"Eğer kitaplar olmasaydı, yağmurlu günlerde ne yapacağını bilemezdi."
Thoreau'dan (1817 - 1962), Walden anılarından, çapa ile felsefe yapışından çok hoşlandığımı söyleyemem, ama yine de okudum. Walden Gölü'nün kıyısında, en yakın eve bir mil uzaklıkta yer alan ıssız bir ormanda inşa ettiği kulübede iki yıl iki ay kadar yaşamış. Kasabalılardan en çok da ne yiyip ne içtiği, yalnızlık çekip çekmediği ya da öyle ıssız bir yerde korkup korkmadığı gibi sorulara maruz kalmış. Benim de geçen haftalarda benzer türde sayılabilecek sorulara acemi bir muhataplığım olmuştu. Ormanda yapabilir misin, diye sormuştu genç bir arkadaşım. Yapamam demiştim, nasıl, neyle yapılır, nereye sıçılır bilmem çünkü. Bazı kaprislerim var ki vazgeçemem, doğru, düzmece biriyim ben ama ikiyüzlü değilim diye de eklemiştim. Thoreau bile Walden'daki yaşamına iki yıl dayanabilmiş: ("Ormanı tıpkı oraya gidişiminki gibi iyi bir sebeple terk ettim. Belki de bana öyle geldi; yaşayacağım birkaç hayat daha vardı ve bu bir tanesi için daha fazla zaman kalmamıştı.") Parasız yapabilir misin, diye sordu. Yapamam. Thoreau'nun anlatısında uzun uzun söz ettiği yirmi sekiz yaşında odunculuk ve direkçilik yapan Kanadalı genç bir işçi var: "günde elli direk dikebilen, dünkü yemeğinde köpeğinin yakalamış olduğu bir dağ sıçanını yemiş olan biriydi. O da Homer'i duymuştu ve "eğer kitaplar olmasaydı, yağmurlu günlerde ne yapacağını bilemezdi." Ne hakkında yazdığını bilmese de, ona göre Homer büyük bir yazardı. Daha basit ve doğal birini bulamazdınız. Yabancı birine, genel olarak hiçbir şey bilmiyormuş gibi görünürdü. Fakat onda bazen daha önce hiç görmemiş olduğum bir adam görürdüm. Bu adamın Shakspeare kadar bilge mi olduğunu yoksa bir çocuk kadar basit ve cahil mi olduğunu, ondan ince ve şiirsel bir bilinç mi yoksa aptallık mı beklemem gerektiğini bilemezdim. Birleşik Devletler'de çalışıp sonunda, belki de kendi ülkesinde, bir çiftlik alacak kadar para kazanmak için on iki yıl önce Kanada'dan ve baba evinden ayrılmıştı."

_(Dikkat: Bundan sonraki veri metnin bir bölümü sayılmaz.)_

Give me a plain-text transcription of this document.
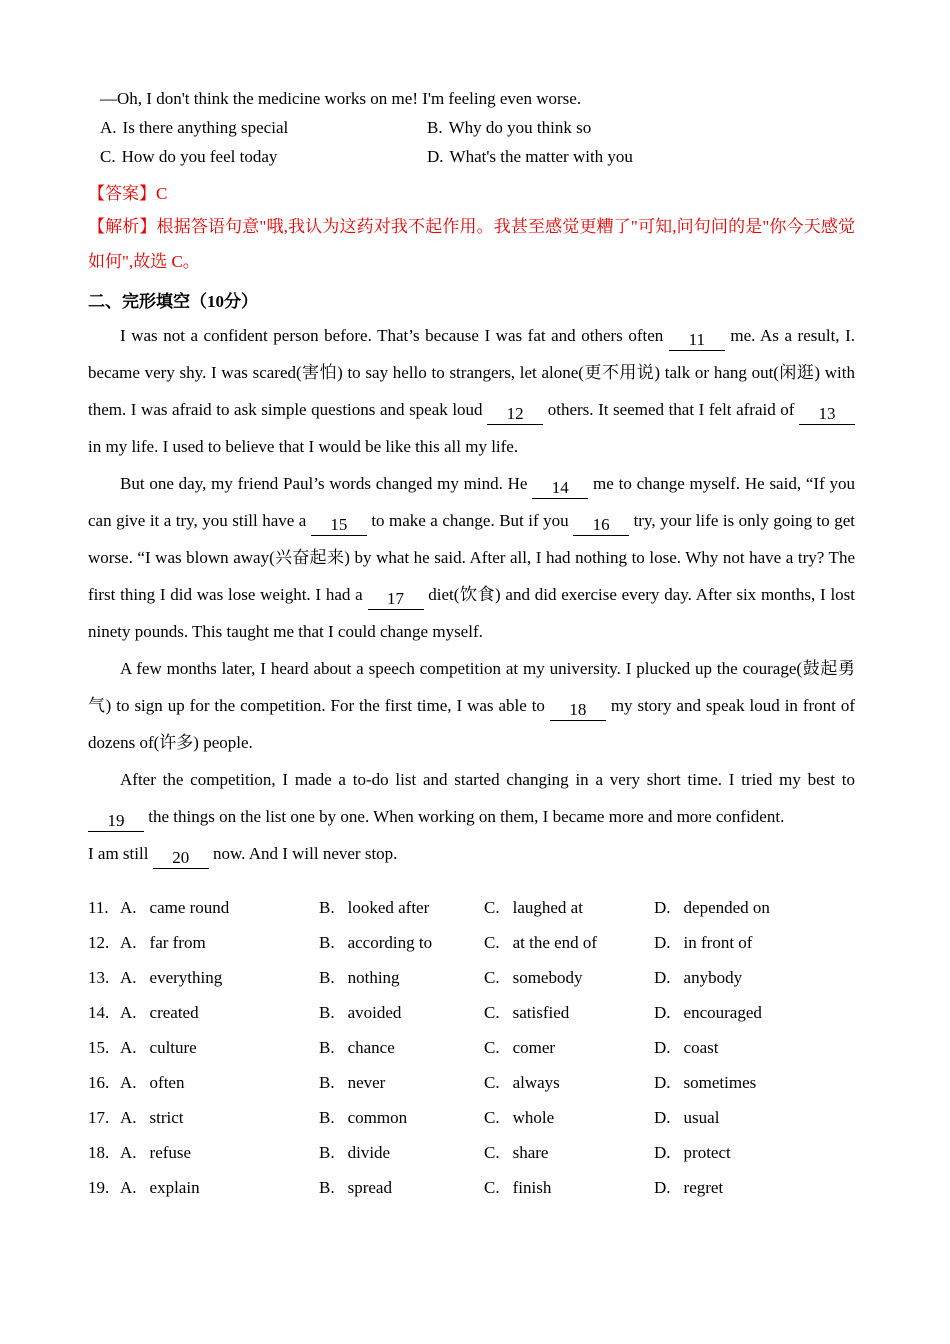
—Oh, I don't think the medicine works on me! I'm feeling even worse.

A. Is there anything special	B. Why do you think so
C. How do you feel today	D. What's the matter with you

【答案】C

【解析】根据答语句意"哦,我认为这药对我不起作用。我甚至感觉更糟了"可知,问句问的是"你今天感觉如何",故选 C。

二、完形填空（10分）

I was not a confident person before. That’s because I was fat and others often 11 me. As a result, I. became very shy. I was scared(害怕) to say hello to strangers, let alone(更不用说) talk or hang out(闲逛) with them. I was afraid to ask simple questions and speak loud 12 others. It seemed that I felt afraid of 13 in my life. I used to believe that I would be like this all my life.

But one day, my friend Paul’s words changed my mind. He 14 me to change myself. He said, “If you can give it a try, you still have a 15 to make a change. But if you 16 try, your life is only going to get worse. “I was blown away(兴奋起来) by what he said. After all, I had nothing to lose. Why not have a try? The first thing I did was lose weight. I had a 17 diet(饮食) and did exercise every day. After six months, I lost ninety pounds. This taught me that I could change myself.

A few months later, I heard about a speech competition at my university. I plucked up the courage(鼓起勇气) to sign up for the competition. For the first time, I was able to 18 my story and speak loud in front of dozens of(许多) people.

After the competition, I made a to-do list and started changing in a very short time. I tried my best to 19 the things on the list one by one. When working on them, I became more and more confident.

I am still 20 now. And I will never stop.

11. A. came round	B. looked after	C. laughed at	D. depended on
12. A. far from	B. according to	C. at the end of	D. in front of
13. A. everything	B. nothing	C. somebody	D. anybody
14. A. created	B. avoided	C. satisfied	D. encouraged
15. A. culture	B. chance	C. comer	D. coast
16. A. often	B. never	C. always	D. sometimes
17. A. strict	B. common	C. whole	D. usual
18. A. refuse	B. divide	C. share	D. protect
19. A. explain	B. spread	C. finish	D. regret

Thoreau bu genç işçiye Parasız yapabilir misin diye sorduğunda, genç işçi ona paranın sağladığı kolaylıklardan söz etmek için şöyle bir örnek verir: Eğer bir öküz sahibi olsaydı ve dükkandan iğne iplik almak isteseydi her seferinde alacağı şeylere karşılık hayvanın bir kısmını ipotek etmek önce oldukça zahmetli, daha sonra ise imkansız hale gelecektir." :) (Pecunia sözcüğünün Latince para anlamına geldiğini ve sığır anlamına gelen pecus sözcüğünden türemiş olduğunu da öğrenmiş oldum böylelikle.)